Darren,

Your comments about "strict permissions requirements" of .ssh helped me investigate my password-less ssh login issues with the Windows Subsystem for Linux (WSL). Also, your comments about the permissions and which side controlling the file permissions was helpful. But my solution was a bit different and, in particular, the use of the ln command was different.

My approach was to allow the WSL to control the file permissions of /home/comperem/.ssh and everything in there (known_hosts, id_rsa, and id_rsa.pub)

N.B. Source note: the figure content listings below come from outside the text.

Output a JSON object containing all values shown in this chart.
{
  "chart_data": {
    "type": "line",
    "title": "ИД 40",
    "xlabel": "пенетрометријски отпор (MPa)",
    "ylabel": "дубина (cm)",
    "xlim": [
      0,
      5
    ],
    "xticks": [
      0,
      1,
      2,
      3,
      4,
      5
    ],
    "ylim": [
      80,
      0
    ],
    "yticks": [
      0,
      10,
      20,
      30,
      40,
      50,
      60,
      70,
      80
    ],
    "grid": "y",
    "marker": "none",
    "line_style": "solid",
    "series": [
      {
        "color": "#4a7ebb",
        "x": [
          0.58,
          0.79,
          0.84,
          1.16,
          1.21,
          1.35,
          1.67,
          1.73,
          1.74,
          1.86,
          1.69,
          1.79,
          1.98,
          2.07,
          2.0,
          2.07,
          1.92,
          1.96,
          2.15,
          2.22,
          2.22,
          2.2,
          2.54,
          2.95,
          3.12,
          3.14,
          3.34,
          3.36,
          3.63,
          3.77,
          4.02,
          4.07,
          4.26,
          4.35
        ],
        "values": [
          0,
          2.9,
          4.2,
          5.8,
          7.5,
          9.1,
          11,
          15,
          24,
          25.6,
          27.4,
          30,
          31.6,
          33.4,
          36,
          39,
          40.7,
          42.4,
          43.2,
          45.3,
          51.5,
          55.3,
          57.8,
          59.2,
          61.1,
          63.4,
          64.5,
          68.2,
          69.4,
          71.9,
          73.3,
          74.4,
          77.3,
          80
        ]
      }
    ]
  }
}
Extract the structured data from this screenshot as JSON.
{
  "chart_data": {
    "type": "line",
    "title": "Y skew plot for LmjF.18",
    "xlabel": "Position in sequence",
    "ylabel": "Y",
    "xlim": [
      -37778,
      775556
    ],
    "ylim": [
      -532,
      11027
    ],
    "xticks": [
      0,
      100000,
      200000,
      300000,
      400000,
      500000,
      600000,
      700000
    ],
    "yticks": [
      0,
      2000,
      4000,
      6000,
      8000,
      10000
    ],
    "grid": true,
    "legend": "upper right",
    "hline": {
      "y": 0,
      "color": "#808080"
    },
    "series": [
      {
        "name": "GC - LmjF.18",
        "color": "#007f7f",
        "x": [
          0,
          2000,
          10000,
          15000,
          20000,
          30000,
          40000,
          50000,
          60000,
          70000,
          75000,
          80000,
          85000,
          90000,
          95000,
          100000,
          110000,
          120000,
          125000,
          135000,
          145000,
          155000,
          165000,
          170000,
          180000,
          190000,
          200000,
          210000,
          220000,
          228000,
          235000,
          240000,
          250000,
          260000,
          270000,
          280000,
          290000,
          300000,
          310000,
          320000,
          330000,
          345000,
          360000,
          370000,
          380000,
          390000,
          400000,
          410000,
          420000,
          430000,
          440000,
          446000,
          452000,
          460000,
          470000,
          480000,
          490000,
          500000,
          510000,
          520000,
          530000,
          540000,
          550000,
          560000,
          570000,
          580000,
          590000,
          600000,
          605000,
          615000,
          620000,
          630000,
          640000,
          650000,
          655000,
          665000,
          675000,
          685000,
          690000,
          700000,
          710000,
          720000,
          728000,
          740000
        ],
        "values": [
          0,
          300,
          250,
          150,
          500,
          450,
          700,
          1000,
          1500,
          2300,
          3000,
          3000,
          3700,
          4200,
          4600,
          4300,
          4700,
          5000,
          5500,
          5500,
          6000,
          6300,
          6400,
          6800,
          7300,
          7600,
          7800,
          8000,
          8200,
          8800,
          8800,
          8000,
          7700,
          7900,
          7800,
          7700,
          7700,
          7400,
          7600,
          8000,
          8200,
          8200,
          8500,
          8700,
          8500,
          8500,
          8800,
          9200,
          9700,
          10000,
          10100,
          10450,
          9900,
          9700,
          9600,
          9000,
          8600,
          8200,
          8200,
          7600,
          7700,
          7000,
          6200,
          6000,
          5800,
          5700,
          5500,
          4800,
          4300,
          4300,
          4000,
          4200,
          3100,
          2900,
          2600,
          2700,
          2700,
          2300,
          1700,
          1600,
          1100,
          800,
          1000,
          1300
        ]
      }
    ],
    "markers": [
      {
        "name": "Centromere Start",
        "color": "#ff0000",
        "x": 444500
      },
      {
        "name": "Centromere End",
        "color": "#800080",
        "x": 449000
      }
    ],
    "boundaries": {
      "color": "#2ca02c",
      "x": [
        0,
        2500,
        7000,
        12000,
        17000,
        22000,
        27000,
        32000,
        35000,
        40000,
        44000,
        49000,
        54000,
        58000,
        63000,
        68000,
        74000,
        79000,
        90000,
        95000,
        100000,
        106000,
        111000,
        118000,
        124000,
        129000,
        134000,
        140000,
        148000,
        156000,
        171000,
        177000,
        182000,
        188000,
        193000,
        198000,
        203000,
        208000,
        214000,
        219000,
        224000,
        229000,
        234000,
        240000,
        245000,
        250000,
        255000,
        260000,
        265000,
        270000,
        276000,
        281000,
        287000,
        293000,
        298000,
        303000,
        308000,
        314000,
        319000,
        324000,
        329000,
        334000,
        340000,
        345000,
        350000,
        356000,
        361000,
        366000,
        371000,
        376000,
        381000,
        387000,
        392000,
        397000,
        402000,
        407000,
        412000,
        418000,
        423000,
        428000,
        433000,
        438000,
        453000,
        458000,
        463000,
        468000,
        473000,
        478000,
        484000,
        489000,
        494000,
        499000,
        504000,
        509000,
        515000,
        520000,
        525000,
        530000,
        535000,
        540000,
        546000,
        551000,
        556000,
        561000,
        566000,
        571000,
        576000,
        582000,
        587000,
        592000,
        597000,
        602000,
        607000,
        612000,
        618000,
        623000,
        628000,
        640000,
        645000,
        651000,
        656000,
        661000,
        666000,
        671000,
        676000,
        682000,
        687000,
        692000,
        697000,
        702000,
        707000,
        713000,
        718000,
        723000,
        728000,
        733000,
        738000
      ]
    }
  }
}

Previously I had changed the WSL bash HOME environment variable to /mnt/c/Users/comperem by editing the WSL system-wide bash.bashrc file in /etc/bash.bashrc with this:
export HOME=/mnt/c/Users/comperem

Then, in WSL's bash, after running 'ssh-keygen -t rsa' and hitting return to all defaults with no passphrase, the WSL files appeared in their expected location with proper permissions:
ls -l /home/comperem/.ssh/
total 4
-rw------- 1 comperem comperem 1679 Jul 21 11:46 id_rsa
-rw-r--r-- 1 comperem comperem 397 Jul 21 11:46 id_rsa.pub
-rw-r--r-- 1 comperem comperem 444 Jul 21 11:46 known_hosts

Notice the permissions properly implemented with WSL's bash: -rw-r--r--

This is where my solution differs. The ln command is similar to the cp and mv commands:
ln -s src dest (or ln -s TARGET LINK_NAME which is the same conceptually)

Creating a symbolic link to .ssh in the Windows home folder to the WSL .ssh with:
ln -s /home/comperem/.ssh /mnt/c/Users/comperem/.ssh

results in the proper permissions for the entire contents of the .ssh folder on the WSL side:
comperem@matrix:~/.ssh$ pwd
/mnt/c/Users/comperem/.ssh
comperem@matrix:~/.ssh$ ls -l
total 4
-rw------- 1 comperem comperem 1679 Jul 21 11:46 id_rsa
-rw-r--r-- 1 comperem comperem 397 Jul 21 11:46 id_rsa.pub
-rw-r--r-- 1 comperem comperem 444 Jul 21 11:46 known_hosts
comperem@matrix:~/.ssh$

Then remote login with ssh is passwordless via the public keys as expected.

My solution is a bit different but your post helped.